Copy Number Estimation
To estimate the number of copies of the tma12 that was integrated into the genome of each of the transgenic lines of cotton plants qPCR was performed using DNA as template and sad1 as a reference gene. Each reaction mixture contained 5 µL PowerUpTM SYBRTM Green PCR master mix (Applied Bioscience, USA), 1 µL (25 ng) DNA, 0.25 µL of each of the forward and reverse primer (qtm12F: 5’-ATGGCAGTATGGAGGATCCTATAAG-3’/qtm12R: 5’-GCGTTTGGGATATTAACTTCGTTCC-3’) and 3.75 µL of water. PCR reactions were initiated with an incubation at 95 °C for 30 sec, followed by a 40 times cycle of 95 °C for 5 sec, 60 °C for 1 min, followed by melt curve analysis. The 2-DDCT method [27] was used to estimate the copy number of tma12 with relation to the internal control in each of the transgenic plant.

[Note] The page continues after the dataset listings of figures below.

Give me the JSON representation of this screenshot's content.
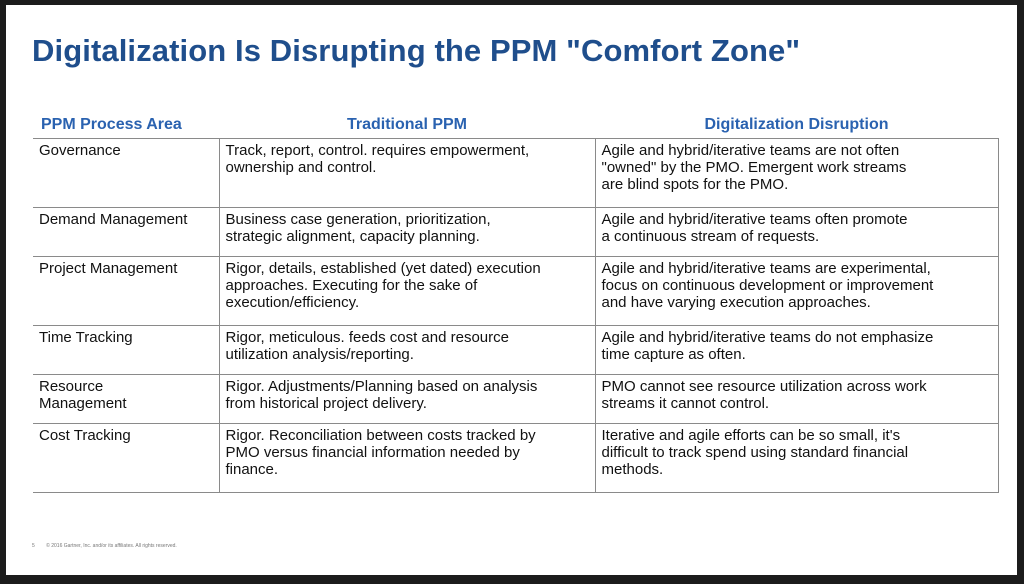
{
  "slide": {
    "title": "Digitalization Is Disrupting the PPM \"Comfort Zone\"",
    "footer": {
      "page_number": "5",
      "copyright": "© 2016 Gartner, Inc. and/or its affiliates. All rights reserved."
    }
  },
  "table": {
    "headers": [
      "PPM Process Area",
      "Traditional PPM",
      "Digitalization Disruption"
    ],
    "rows": [
      {
        "area": "Governance",
        "traditional": "Track, report, control. requires empowerment,\nownership and control.",
        "disruption": "Agile and hybrid/iterative teams are not often\n\"owned\" by the PMO. Emergent work streams\nare blind spots for the PMO."
      },
      {
        "area": "Demand Management",
        "traditional": "Business case generation, prioritization,\nstrategic alignment, capacity planning.",
        "disruption": "Agile and hybrid/iterative teams often promote\na continuous stream of requests."
      },
      {
        "area": "Project Management",
        "traditional": "Rigor, details, established (yet dated) execution\napproaches. Executing for the sake of\nexecution/efficiency.",
        "disruption": "Agile and hybrid/iterative teams are experimental,\nfocus on continuous development or improvement\nand have varying execution approaches."
      },
      {
        "area": "Time Tracking",
        "traditional": "Rigor, meticulous. feeds cost and resource\nutilization analysis/reporting.",
        "disruption": "Agile and hybrid/iterative teams do not emphasize\ntime capture as often."
      },
      {
        "area": "Resource\nManagement",
        "traditional": "Rigor. Adjustments/Planning based on analysis\nfrom historical project delivery.",
        "disruption": "PMO cannot see resource utilization across work\nstreams it cannot control."
      },
      {
        "area": "Cost Tracking",
        "traditional": "Rigor. Reconciliation between costs tracked by\nPMO versus financial information needed by\nfinance.",
        "disruption": "Iterative and agile efforts can be so small, it's\ndifficult to track spend using standard financial\nmethods."
      }
    ]
  }
}
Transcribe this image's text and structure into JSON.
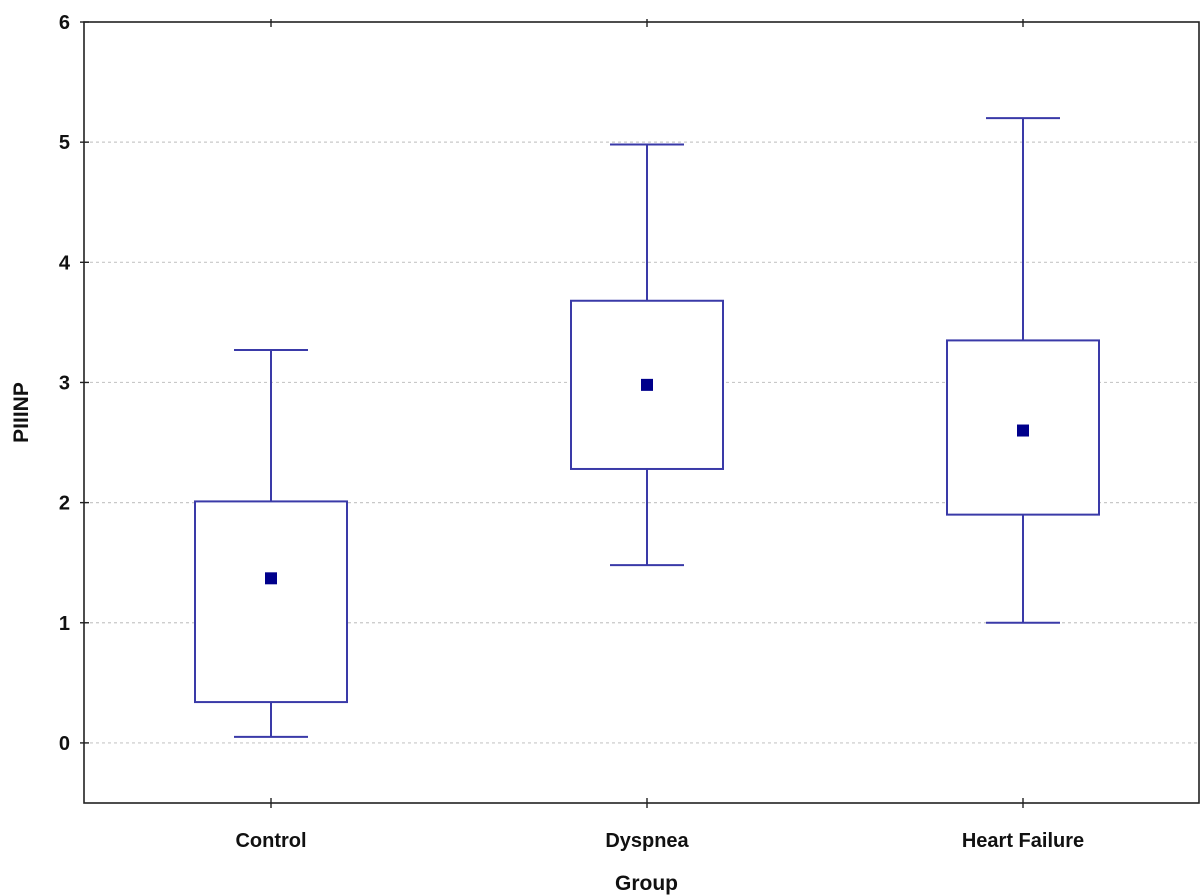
{
  "chart_data": {
    "type": "box",
    "xlabel": "Group",
    "ylabel": "PIIINP",
    "ylim": [
      -0.5,
      6
    ],
    "yticks": [
      0,
      1,
      2,
      3,
      4,
      5,
      6
    ],
    "grid": true,
    "categories": [
      "Control",
      "Dyspnea",
      "Heart Failure"
    ],
    "boxes": [
      {
        "category": "Control",
        "whisker_low": 0.05,
        "q1": 0.34,
        "median": 1.37,
        "q3": 2.01,
        "whisker_high": 3.27
      },
      {
        "category": "Dyspnea",
        "whisker_low": 1.48,
        "q1": 2.28,
        "median": 2.98,
        "q3": 3.68,
        "whisker_high": 4.98
      },
      {
        "category": "Heart Failure",
        "whisker_low": 1.0,
        "q1": 1.9,
        "median": 2.6,
        "q3": 3.35,
        "whisker_high": 5.2
      }
    ]
  },
  "colors": {
    "box_stroke": "#3a3aa8",
    "center_marker": "#00008b",
    "grid": "#c8c8c8",
    "axis": "#222222",
    "text": "#111111"
  }
}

Bioassays: Evaluation of Cotton Transgenic Lines
Whiteflies (Asia II 1) populations were reared on the cotton plants (wild type: Coker 312) in the closed containment with conditions described above. After estimating expression level of tma12 by qPCR, two plants of each transgenic event were exposed to whiteflies in the closed containment with controlled condition. The eggs and nymphs were counted from 1-inch square area of the three upper leaves and adults were counted from the upper 3 leaves of each plant (transgenic lines and as well as the controlled plants). Thus, each transgenic line had six data points. Then data was tested using ANOVA followed by the Tukey’s HSD test [28].